Marsha Linehan is an American psychologist, teacher, author and creator of Dialectical Behavior Therapy. It is a theoretical and treatment model developed for patients with borderline personality disorder (BPD) in which behavioral therapy techniques are combined with principles of reality acceptance derived from Zen and of dialectical philosophy.
However, this woman still has the stigma of her past with borderline personality disorder, the burns and cuts on her arms are proof of that. In the past, Marsha was a patient with a very severe prognosis who was hospitalized for 26 months. “I was in hell,” she went so far as to say.

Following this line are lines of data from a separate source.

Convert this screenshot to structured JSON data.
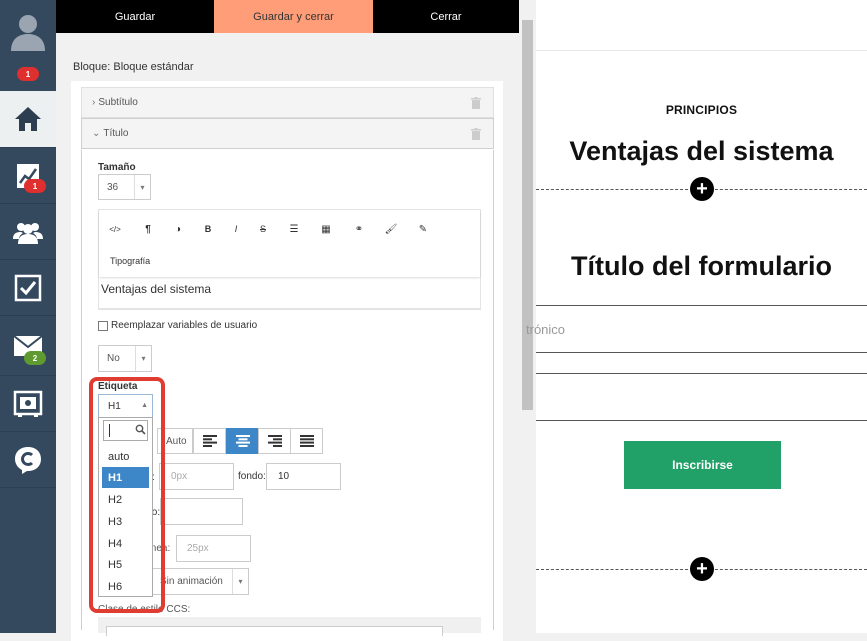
{
  "toolbar": {
    "save_label": "Guardar",
    "save_close_label": "Guardar y cerrar",
    "close_label": "Cerrar"
  },
  "sidebar": {
    "profile_badge": "1",
    "stats_badge": "1",
    "mail_badge": "2",
    "items": [
      "avatar-icon",
      "home-icon",
      "chart-icon",
      "users-icon",
      "checklist-icon",
      "mail-icon",
      "safe-icon",
      "chat-logo-icon"
    ]
  },
  "editor_panel": {
    "block_label": "Bloque: Bloque estándar",
    "subtitle_section": "Subtítulo",
    "title_section": "Título",
    "size_label": "Tamaño",
    "size_value": "36",
    "toolbar_icons": [
      "code-icon",
      "paragraph-icon",
      "contrast-icon",
      "bold-icon",
      "italic-icon",
      "strikethrough-icon",
      "list-icon",
      "table-icon",
      "link-icon",
      "brush-icon",
      "pencil-icon"
    ],
    "typography_label": "Tipografía",
    "text_value": "Ventajas del sistema",
    "replace_vars_label": "Reemplazar variables de usuario",
    "replace_vars_checked": false,
    "no_select_value": "No",
    "tag_label": "Etiqueta",
    "tag_value": "H1",
    "tag_options": [
      "auto",
      "H1",
      "H2",
      "H3",
      "H4",
      "H5",
      "H6"
    ],
    "tag_selected": "H1",
    "auto_label": "Auto",
    "margin_top_suffix": ":",
    "margin_top_placeholder": "0px",
    "bottom_label": "fondo:",
    "bottom_value": "10",
    "height_suffix": "to:",
    "line_height_label": "ínea:",
    "line_height_placeholder": "25px",
    "animation_value": "Sin animación",
    "css_label": "Clase de estilo CCS:"
  },
  "preview": {
    "kicker": "PRINCIPIOS",
    "heading": "Ventajas del sistema",
    "form_title": "Título del formulario",
    "email_placeholder": "trónico",
    "submit_label": "Inscribirse"
  },
  "colors": {
    "sidebar": "#34495e",
    "accent_orange": "#ff9d78",
    "select_blue": "#3d87c9",
    "submit_green": "#21a167",
    "badge_red": "#e02f2f",
    "badge_green": "#5e9a2f",
    "highlight_red": "#e03c31"
  }
}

Chronic feelings of emptiness, emotional instability, and the urge to please others become a nightmare for those with BPD. In fact, their identity continually depends on the evaluation of others. The fear of abandonment is such that they may experience it that they may even end up inadvertently provoking it.
The painful life of Masha Linehan, suffering from BPD
Marsha Linehan wandered desperately from specialist to specialist for 20 years, her prognosis being that she had little chance of survival. Suicide attempts followed and with them new hospitalizations. Yet despite everything, this impressive woman wanted to recover. Endlessly in her struggle, she found a job as an employee in an insurance company. And at the same time, she started taking evening classes at the university.
Very religious, Marsha often went to a chapel. From that moment on, she remembers the following: “ One night I was kneeling there looking at the cross and the whole place turned golden. Suddenly, I felt that something was approaching me. I ran to my room and, for the first time, I spoke to myself in the first person: I LOVE ME. From that day on, I felt transformed ” .
For a year, she worked on her feelings of devastation. During this time, she came to understand and come to terms with her emotional storms: she learned to deal with her feelings from a better understanding of herself. In addition, she completed several years of study in psychology during which she obtained a doctorate from Loyola University in Chicago in 1971 which helped her understand her metamorphosis.
What transformed Marsha Linehan’s experience was that it was accepted as it was. This acceptance became more and more important when she began working with patients, first in a clinic with suicidal people, and then in research.
His treatment proposal
She wanted to convince herself that therapy could allow patients to acquire new behaviors and learn to react differently. However, deeply suicidal people have generally “failed” in their attempts to overcome their disorder. Marsha’s approach imposes a new reasoning: the behavior of these people is largely logical in the face of suffering.
Marsha Linehan emphasizes two ideas :
- Acceptance of life as it is, not as it is meant to be.
- The need to change, despite the acceptance of reality.
Later, this researcher scientifically tested her theory in the real world. “ I decided to help suicidal people because they are the most miserable in the world. They think they’re bad, and I realized they weren’t. I understood it because I went through hell of suffering, without any hope of getting out of it ”.
Marsha chose to treat people diagnosed with borderline personality disorder characterized by dangerous behaviors, including self-harm or self-harm. It does so in the form of a reciprocal “contract” with these people: they had to commit to following the therapy to the end in order to have the possibility of living.
Consolidation of Marsha Linehan as an academic personality
Marsha Linehan climbed the academic ladder from the Catholic University of America to the University of Washington in 1977. In the 1980s and 1990s, studies were conducted which showed the progress of approximately 100 suicidal patients to high risk with BPD who had received dialectical behavior therapy (DBT) in weekly sessions. Compared with other therapies, patients made fewer suicide attempts during the first year of treatment than in conventional hospitals.
The fundamental goal of Dialectical Behavior Therapy is that the patient learns to regulate extreme emotionality and its impulses. This reduces maladaptive and mood-dependent behaviors. In addition, he is taught to learn to trust and validate his own experiences, emotions, thoughts and behaviors.
Unlike other cognitive behavioral programs, Dialectical Behavior Therapy is an intervention based on therapeutic principles and not an intervention based on a treatment manual. This program is based on a hierarchy of therapeutic objectives which are approached according to their importance. The hierarchy established in individual therapy is as follows:
- Resolve suicidal and parasuicidal behaviors
- Change behaviors that interfere with the course of therapy
- Eliminate behaviors that affect quality of life
- Develop behavioral skills that help achieve well-being
This structure allows a flexible approach according to the needs of each patient. It is also important because it refers to the change in approach to the intervention.
Traditional cognitive behavioral therapy focuses on solving emotional problems through behavioral and cognitive changes. Instead, Marsha Linehan emphasizes acceptance and validation, in order to get changes from there. Through their work, thousands of lives have been saved around the world.